IGPS 1 and AFSA’s Compliance Program is flexible and continuously under review in line with market conditions affecting stakeholders.
1.2 Whole of industry approach and international best practice focus
AFSA promotes a regulatory environment where all stakeholders play a part in maintaining best practice standards.
AFSA will continue to engage with:
- financial counsellors
- the Commonwealth Director of Public Prosecutions (CDPP)
- Australian Restructuring Insolvency and Turnaround Association (ARITA)
- Personal Insolvency Professionals Association (PIPA)
- Association of Independent Insolvency Practitioners (AIIP)
- Australian Securities and Investments Commission (ASIC) and
- other professional associations and government agencies.
This broad level of engagement ensures all necessary intelligence is available and facilitates the best outcomes for those affected by insolvency.
AFSA will also continue to actively engage with the International Association of Insolvency Regulators (IAIR), and as appropriate other international groups, to facilitate appropriate benchmarking against developments and advances in insolvency regimes in comparable jurisdictions.
2. Strategic focus areas in 2019-20
In the financial year to 30 June 2020, AFSA will focus on the following four areas in its compliance program.

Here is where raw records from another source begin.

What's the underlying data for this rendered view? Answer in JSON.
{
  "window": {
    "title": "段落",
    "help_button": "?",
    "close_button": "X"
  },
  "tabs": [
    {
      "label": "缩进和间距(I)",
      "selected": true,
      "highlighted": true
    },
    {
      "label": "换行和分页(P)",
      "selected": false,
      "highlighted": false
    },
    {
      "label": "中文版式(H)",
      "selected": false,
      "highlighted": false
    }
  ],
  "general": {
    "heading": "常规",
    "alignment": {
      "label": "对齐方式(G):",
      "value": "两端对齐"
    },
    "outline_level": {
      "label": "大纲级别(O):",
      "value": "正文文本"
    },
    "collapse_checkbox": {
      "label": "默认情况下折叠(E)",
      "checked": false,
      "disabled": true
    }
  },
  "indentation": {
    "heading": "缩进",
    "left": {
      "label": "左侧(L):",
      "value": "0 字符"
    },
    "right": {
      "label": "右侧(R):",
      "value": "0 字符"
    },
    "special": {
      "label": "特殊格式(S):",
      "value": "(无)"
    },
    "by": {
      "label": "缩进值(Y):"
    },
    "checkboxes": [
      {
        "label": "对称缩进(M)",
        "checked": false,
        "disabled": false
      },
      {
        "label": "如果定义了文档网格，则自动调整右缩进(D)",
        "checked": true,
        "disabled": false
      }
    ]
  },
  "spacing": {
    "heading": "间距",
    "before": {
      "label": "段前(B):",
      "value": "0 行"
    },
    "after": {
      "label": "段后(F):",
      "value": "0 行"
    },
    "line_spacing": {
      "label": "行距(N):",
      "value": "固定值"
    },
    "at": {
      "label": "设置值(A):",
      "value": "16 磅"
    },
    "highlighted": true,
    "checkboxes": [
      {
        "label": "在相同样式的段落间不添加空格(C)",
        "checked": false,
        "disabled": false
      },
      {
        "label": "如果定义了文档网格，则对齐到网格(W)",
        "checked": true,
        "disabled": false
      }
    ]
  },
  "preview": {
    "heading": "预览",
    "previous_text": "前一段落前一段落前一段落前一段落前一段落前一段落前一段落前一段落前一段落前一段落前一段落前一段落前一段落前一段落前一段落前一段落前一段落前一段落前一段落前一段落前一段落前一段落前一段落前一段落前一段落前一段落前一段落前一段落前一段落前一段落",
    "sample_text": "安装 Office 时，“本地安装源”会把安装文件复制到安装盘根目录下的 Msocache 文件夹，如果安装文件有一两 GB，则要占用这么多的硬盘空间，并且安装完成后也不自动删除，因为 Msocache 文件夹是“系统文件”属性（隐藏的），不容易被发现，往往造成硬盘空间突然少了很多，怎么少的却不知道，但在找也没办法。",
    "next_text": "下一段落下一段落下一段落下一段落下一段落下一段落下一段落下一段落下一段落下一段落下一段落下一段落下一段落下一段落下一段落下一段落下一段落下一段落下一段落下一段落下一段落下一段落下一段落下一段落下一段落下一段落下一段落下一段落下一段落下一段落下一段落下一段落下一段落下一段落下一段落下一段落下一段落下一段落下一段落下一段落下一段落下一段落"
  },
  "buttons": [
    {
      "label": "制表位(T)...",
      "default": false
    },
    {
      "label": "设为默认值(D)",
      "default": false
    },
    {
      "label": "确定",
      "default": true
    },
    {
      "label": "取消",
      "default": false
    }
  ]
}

These areas have been identified following an evaluation of information and data available to AFSA, as well as through consultation with the profession.
2.1 Debt Agreement Law reform
We will focus on ensuring that debt agreement administrators understand and comply with the new provisions of the Bankruptcy Act, Bankruptcy Regulations introduced by the Bankruptcy Amendment (Debt Agreement Reform) Act 2018, including the new duty for Administrators to refer to the Inspector-General any evidence of an offence under the Bankruptcy Act. This will assist in driving compliance by debtors.
2.2 Independence and Untrustworthy Advisors
Test the work sources for registered practitioners to ensure arrangements are at arm’s-length and in accordance with the performance standards and ARITA/PIPA codes of professional practice.
Continue to take appropriate and available action when Untrustworthy Advisor conduct has been identified.
Identify instances of over-charging and over-servicing using pre-determined criteria, data analytics, and conduct own initiative remuneration reviews where appropriate.
Engage with industry and creditors to increase creditor engagement in the insolvency process.
Engage with professional associations, and individual practitioners and their staff to collectively determine what good culture looks like within the personal insolvency system.
Determine an agreed position on the importance of corporate social responsibility.
Work with professional associations and individual practitioners to positively influence the culture within the personal insolvency system.
Assess culture in the profession generally, and also sample individual firms.